Pemerintah Provinsi DKI Jakarta telah memutuskan untuk tidak menggelar pesta kembang api di Jakarta untuk merayakan malam pergantian tahun ini. Sebagai gantinya, akan ada delapan panggung yang akan diselenggarakan untuk memeriahkan Tahun Baru 2026. Keputusan ini diambil sebagai bentuk empati terhadap para korban bencana di Sumatra, sehingga Jakarta tahun ini tidak akan merayakan Tahun Baru dengan kembang api seperti tahun-tahun sebelumnya.

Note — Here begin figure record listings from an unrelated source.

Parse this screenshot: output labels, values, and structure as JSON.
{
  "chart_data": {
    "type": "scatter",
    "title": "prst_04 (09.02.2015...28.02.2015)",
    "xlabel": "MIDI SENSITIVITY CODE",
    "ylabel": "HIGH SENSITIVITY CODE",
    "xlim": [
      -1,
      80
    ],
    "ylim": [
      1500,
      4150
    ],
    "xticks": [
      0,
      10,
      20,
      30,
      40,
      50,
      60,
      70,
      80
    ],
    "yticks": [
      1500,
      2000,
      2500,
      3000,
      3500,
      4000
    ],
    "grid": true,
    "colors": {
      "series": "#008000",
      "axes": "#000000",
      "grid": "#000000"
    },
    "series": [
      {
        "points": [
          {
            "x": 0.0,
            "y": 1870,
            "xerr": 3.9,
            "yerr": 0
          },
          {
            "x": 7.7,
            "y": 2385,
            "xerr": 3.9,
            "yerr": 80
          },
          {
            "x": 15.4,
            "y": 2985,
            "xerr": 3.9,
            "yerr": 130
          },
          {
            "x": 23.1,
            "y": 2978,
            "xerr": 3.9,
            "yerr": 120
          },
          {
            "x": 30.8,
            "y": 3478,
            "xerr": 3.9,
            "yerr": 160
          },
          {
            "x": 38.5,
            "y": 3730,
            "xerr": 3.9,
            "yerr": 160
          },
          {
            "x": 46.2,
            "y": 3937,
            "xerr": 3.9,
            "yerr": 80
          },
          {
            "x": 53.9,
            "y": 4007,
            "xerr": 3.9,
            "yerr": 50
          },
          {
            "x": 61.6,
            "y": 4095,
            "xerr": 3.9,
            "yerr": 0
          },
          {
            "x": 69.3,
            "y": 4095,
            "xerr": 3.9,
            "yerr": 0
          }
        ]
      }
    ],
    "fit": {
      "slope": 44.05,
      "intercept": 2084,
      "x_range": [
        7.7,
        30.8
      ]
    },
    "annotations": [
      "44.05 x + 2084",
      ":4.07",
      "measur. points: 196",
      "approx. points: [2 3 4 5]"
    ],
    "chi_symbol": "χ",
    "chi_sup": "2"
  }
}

Pemprov DKI Jakarta akan menggelar panggung hiburan di delapan lokasi berbeda di ibu kota. Acara ini akan diadakan mulai Rabu malam hingga Kamis dini hari. Tema besar dari perayaan ini adalah “Rangkul Keragaman, Rawat Harapan” yang akan berlangsung dari pukul 18.00 WIB hingga pukul 01.00 WIB keesokan harinya. Meskipun tanpa kembang api, warga Jakarta tetap dapat menikmati momen tahun baru dengan sukacita.
Sejumlah ruas jalan di sekitar lokasi panggung akan ditutup secara situasional untuk mendukung acara tersebut. Hal ini juga melibatkan pengalihan arus lalu lintas di Jakarta, seperti yang dijelaskan oleh Kepala Dinas Perhubungan DKI Jakarta, Syafrin Liputo. Panggung hiburan malam Tahun Baru 2026 di Jakarta akan diselenggarakan di beberapa lokasi, antara lain Lapangan Banteng, MH Thamrin, Sarinah, Bundaran HI, Dukuh Atas BNI 46, Semanggi, BEI/SCBD, dan FX Sudirman.